Matthew Kenney is one of my raw food chef heroes, and I’ve always wanted to take his raw food culinary program.  But it is expensive and super time consuming.  Because of our “safe at home” time, he and his team offered the course online, for a fraction of the cost.  So I jumped at the opportunity!  And you’re one of the beneficiaries!  Here is an easy recipe to put together, so healthy and really delicious.  You may ask what is Furikake? It’s a dry Japanese seasoning made to be sprinkled on rice and vegetables.  Also fish, but we don’t do that here!  I tweaked it just a bit to be Garden of Eydie healthy, without detriment to the taste -I promise!


Raw Sushi Rice:

  • 10 oz. white cauliflower, trimmed
  • 7 oz. jicama, peeled
  • ½ cup Eden brand Mirin
  • 2 tsp rice wine vinegar

Furikake Seasoning:

  • 2 tsp. sesame seeds
  • ½ tsp. porcini powder (dried porcini ground in spice grinder)
  • 1-½ sheets or 2 oz. Nori, finely minced
  • ½ tsp. chili powder
  • 1 tsp. onion powder

For the Nori Rolls:

  • Sushi rice
  • Furikake
  • Nori Sheets
  • Radish sprouts or sprouts of your choice, and/or microgreens
  • Carrots, sliced into very thin julienne (sticks)
  • Cucumber sliced into very thin julienne
  • Avocado, thinly sliced
  • Wasabi powder mixed with water, pickled ginger


Make the Cauliflower Rice:

1- Break the cauliflower into small florets. Cut jicama into pieces the size of the florets. Place in the bowl of a food processor and process until the size of short grain rice. Do not overprocess or the “rice” will become pasty.

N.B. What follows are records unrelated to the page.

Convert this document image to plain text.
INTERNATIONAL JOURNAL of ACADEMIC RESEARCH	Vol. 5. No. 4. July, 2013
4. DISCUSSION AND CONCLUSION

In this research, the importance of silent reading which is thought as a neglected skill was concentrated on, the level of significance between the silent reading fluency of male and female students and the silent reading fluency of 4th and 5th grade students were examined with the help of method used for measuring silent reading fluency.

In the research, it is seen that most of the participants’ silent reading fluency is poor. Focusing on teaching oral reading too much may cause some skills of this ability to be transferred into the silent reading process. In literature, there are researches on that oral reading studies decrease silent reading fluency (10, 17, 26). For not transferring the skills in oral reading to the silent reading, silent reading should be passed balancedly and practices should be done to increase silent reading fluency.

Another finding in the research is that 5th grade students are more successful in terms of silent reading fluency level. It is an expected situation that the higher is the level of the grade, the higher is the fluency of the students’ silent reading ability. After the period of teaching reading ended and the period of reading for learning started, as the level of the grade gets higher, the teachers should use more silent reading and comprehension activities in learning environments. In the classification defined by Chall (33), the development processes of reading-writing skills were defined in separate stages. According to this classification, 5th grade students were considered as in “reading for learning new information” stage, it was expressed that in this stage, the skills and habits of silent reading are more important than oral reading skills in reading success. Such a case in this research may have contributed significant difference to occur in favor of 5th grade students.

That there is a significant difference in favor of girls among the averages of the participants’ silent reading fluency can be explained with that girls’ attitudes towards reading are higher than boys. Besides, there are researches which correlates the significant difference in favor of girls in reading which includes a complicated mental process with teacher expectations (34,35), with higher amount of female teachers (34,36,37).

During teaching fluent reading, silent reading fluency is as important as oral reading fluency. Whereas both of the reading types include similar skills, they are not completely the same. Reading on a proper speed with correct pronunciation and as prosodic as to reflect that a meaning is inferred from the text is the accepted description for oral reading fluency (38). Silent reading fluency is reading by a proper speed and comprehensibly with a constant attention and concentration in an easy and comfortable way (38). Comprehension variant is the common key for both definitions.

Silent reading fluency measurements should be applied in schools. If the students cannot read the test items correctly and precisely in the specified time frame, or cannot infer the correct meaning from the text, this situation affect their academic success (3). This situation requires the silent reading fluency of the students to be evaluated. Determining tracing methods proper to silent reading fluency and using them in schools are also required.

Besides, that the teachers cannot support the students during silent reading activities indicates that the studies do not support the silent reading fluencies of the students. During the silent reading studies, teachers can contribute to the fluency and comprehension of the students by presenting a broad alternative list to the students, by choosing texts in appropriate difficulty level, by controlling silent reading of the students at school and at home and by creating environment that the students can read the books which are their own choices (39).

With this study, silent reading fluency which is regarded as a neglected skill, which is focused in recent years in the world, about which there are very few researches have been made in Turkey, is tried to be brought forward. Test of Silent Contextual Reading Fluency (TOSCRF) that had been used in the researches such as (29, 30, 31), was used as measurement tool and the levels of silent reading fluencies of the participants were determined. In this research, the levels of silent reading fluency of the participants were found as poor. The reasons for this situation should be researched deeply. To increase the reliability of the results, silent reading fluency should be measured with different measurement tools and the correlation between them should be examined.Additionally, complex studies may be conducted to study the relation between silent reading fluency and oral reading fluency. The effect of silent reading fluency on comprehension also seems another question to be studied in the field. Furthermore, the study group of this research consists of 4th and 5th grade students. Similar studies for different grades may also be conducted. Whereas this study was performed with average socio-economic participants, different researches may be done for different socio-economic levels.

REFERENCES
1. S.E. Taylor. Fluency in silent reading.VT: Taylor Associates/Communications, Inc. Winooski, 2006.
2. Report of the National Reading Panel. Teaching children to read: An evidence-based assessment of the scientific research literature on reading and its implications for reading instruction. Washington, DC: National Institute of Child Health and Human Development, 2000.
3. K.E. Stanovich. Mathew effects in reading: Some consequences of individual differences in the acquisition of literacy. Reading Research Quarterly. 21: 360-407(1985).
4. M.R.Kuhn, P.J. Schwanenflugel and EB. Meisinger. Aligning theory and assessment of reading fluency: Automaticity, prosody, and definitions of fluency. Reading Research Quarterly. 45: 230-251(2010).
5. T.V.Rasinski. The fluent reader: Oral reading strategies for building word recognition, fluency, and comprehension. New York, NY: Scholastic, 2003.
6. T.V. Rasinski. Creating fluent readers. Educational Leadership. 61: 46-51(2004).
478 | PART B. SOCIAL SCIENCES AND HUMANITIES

If the vegetables are still wet, place the vegetables in a nut bag or cheesecloth and squeeze dry.

2- Transfer to a bowl and season with mirin and vinegar, stirring to coat well. 

For the Furikake:

Place all the ingredients in a bowl and mix thoroughly to combine.


1- You need to work with dry hands so nori won’t get soggy.  Cut the nori sheets in half longways.  Your nori should be visibly longer than it is wide.

2- Place the nori sheet horizontally on a flat, dry surface, shiny side facing down.  Add the “rice” from left side to center, leaving the right half empty.  Heavily sprinkle furikake on the rice and lay vegetables angled from bottom left corner pointing towards top right corner on rice, ensuring the right half of the nori sheet is still empty.  Top vegetables with sprouts and/or greens.

The top right corner of the nori sheet will be the bottom of the cone and the left bottom corner will be the presentation point where the vegetable peaks through.  Begin by folding top left corner onwards right bottom corner and roll, very tightly, until the cone is formed.  As you come to the end of the roll lightly rub water on the side of the nori sheet to help it stick closed.

Serve with wasabi paste and pickled ginger if you wish.